Harnett leaders delay vote on fate of shooting range
Posted January 10, 2013
Updated January 11, 2013
Fuquay-Varina, N.C. — After two lengthy meetings to determine whether a Harnett County shooting range should be stripped of its agritourism status, the county Board of Adjustment has delayed its decision for two more weeks.
The board will meet again on Jan. 23 to resume testimony that will decide the fate of Drake Landing, a family-owned farm in Fuquay-Varina with a shooting range that has been at the center of controversy for more than a year because neighbors say the gunfire is noisy and poses a safety hazard.
No one has been injured at the range, but the Harnett County Sheriff's Office reports there have been at least five cases of stray bullets hitting cars and homes in the area. It's unclear, though, if any or all of the those bullets were fired from Drake Landing.

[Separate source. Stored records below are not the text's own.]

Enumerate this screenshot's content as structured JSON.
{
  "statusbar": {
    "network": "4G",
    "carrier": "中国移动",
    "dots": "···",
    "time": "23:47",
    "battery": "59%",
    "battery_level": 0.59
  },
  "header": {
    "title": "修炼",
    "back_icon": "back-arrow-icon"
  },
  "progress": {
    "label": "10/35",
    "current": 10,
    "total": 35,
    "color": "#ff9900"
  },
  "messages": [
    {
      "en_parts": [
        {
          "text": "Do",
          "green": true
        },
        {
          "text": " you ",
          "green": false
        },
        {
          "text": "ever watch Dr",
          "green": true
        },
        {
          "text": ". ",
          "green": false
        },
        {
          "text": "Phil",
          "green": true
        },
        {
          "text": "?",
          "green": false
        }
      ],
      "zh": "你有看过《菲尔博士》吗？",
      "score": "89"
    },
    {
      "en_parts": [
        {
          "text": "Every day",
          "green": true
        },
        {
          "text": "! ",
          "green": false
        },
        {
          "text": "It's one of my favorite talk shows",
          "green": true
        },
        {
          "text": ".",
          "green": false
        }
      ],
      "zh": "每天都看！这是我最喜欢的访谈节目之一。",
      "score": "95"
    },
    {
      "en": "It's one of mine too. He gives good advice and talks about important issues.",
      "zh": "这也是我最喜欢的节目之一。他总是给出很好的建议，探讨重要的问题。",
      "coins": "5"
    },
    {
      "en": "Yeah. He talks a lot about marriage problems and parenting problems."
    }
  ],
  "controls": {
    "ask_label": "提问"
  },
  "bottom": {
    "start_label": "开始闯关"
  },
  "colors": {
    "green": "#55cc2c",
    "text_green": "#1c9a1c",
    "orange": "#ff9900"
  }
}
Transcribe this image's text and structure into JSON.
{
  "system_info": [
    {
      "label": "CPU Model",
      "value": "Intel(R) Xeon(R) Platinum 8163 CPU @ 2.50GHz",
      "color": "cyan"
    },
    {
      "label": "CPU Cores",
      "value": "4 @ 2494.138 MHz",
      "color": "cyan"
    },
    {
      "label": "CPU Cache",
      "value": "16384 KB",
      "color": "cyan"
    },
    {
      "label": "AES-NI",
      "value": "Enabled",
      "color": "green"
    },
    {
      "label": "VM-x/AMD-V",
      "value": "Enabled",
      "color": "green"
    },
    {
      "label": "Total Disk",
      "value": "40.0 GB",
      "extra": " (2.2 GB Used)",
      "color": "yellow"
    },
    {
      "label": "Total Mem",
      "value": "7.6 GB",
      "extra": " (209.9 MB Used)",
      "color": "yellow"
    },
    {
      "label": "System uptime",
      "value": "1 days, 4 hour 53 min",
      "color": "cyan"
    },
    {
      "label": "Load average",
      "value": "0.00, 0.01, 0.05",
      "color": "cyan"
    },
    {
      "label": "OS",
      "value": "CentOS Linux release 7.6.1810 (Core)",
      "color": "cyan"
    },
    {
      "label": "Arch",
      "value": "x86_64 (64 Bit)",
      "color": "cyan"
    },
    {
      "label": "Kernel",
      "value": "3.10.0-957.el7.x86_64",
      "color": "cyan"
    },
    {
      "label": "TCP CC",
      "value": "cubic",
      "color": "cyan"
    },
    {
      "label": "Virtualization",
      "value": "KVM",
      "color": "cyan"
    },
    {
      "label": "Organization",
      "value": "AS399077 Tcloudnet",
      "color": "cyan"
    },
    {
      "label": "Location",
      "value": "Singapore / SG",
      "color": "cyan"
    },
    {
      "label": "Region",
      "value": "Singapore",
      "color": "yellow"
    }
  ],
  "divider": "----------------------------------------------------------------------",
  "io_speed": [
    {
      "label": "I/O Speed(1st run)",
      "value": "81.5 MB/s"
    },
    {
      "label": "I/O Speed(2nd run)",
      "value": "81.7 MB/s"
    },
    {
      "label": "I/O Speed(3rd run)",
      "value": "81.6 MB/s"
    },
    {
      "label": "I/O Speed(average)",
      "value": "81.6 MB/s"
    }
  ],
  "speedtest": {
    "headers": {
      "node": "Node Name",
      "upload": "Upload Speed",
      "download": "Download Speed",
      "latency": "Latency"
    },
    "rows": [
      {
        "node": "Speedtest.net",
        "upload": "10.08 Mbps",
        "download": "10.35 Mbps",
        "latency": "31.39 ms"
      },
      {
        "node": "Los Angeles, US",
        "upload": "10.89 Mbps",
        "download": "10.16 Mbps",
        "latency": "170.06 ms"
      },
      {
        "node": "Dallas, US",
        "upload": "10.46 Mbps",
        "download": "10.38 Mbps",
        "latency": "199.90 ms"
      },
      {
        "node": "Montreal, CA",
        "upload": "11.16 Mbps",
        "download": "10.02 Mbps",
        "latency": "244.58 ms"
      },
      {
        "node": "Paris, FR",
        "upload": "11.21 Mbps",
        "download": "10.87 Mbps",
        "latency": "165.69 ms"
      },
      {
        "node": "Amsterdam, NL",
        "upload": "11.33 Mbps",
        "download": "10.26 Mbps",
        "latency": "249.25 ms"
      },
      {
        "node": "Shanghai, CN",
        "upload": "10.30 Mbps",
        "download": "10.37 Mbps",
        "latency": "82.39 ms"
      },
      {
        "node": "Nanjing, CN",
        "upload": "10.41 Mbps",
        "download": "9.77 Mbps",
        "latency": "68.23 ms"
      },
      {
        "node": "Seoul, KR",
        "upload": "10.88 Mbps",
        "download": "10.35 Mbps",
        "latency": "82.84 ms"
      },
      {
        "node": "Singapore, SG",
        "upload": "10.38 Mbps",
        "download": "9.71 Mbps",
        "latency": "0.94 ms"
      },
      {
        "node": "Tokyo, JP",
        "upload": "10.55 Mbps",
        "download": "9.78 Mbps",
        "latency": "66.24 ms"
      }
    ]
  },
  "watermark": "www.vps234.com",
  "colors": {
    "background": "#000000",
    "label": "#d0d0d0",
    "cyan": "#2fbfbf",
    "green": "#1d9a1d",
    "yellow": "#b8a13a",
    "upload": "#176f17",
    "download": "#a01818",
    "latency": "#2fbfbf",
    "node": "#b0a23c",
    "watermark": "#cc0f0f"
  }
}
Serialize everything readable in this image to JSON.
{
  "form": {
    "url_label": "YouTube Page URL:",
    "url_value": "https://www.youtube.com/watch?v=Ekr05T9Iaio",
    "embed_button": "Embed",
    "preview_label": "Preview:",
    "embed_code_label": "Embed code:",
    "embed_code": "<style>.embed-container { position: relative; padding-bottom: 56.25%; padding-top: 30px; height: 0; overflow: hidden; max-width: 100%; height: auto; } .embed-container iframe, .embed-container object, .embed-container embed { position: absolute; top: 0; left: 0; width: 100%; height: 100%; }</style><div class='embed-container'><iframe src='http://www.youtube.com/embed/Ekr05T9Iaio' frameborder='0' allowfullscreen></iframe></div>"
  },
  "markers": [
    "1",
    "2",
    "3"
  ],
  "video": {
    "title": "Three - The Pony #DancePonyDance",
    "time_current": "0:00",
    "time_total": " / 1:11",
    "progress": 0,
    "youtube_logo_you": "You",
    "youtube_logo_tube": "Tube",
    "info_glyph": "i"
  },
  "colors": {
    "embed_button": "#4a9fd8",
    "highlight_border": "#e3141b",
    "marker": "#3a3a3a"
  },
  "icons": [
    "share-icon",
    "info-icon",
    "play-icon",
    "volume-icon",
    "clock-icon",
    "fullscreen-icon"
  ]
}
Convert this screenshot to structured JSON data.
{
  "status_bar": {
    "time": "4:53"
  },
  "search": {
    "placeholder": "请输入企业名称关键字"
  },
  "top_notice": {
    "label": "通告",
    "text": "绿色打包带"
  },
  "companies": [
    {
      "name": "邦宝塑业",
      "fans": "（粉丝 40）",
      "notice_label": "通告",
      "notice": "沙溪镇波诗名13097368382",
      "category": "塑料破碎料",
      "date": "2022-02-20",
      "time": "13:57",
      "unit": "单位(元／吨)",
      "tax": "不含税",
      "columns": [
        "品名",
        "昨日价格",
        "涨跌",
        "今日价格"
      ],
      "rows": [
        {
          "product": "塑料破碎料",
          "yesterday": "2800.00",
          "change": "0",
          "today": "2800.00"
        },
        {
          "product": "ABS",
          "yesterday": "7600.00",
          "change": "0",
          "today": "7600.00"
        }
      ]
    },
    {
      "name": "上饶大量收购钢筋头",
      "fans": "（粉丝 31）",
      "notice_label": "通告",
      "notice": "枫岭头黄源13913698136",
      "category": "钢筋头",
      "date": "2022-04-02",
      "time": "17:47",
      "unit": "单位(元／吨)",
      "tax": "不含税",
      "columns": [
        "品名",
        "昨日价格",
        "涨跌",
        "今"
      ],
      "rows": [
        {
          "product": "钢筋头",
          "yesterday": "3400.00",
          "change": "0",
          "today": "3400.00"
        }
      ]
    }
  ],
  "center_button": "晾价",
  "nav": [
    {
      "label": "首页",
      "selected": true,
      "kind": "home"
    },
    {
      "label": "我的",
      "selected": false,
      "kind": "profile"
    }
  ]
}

The shooting range falls under the state's agritourism classification, which means it isn't subject to county zoning laws. It was approved as an agritourism destination because the shooting range prepared hunters for use of Drake Landing's hunting preserve, county leaders said.
A Drake Landing attorney said it qualifies as agritourism and that neighbors' complaints don't change that.
If county leaders decide to strip its agritourism designation, however, the shooting range could be subject to more rules and restrictions or could be forced to close entirely.
A county zoning inspector said during Thursday's meeting that it's unclear what would happen, because there haven't been many disputes of this type in North Carolina to set a precedent.
Drake Landing customers want to see the shooting range survive and say it's a great place to practice safe shooting techniques.
"Where else are you going to have for people to do responsible practice shooting?" said Sue Allen. "I don't hear excessive noise. It is not like a firing range."
But neighbors say it's a nuisance. Harnett leaders delay vote on fate of shooting range
"It goes on continuously – all the time," said Lynwood Hare, who lives about a half-mile from the shooting range. "Somebody is going to be shot, hit or killed before it's all over with."
Hare said he's lived in his home since the 1970s, decades before Drake Landing opened.
The owner of Drake Landing, former county commissioner Dan Andrews, declined to comment.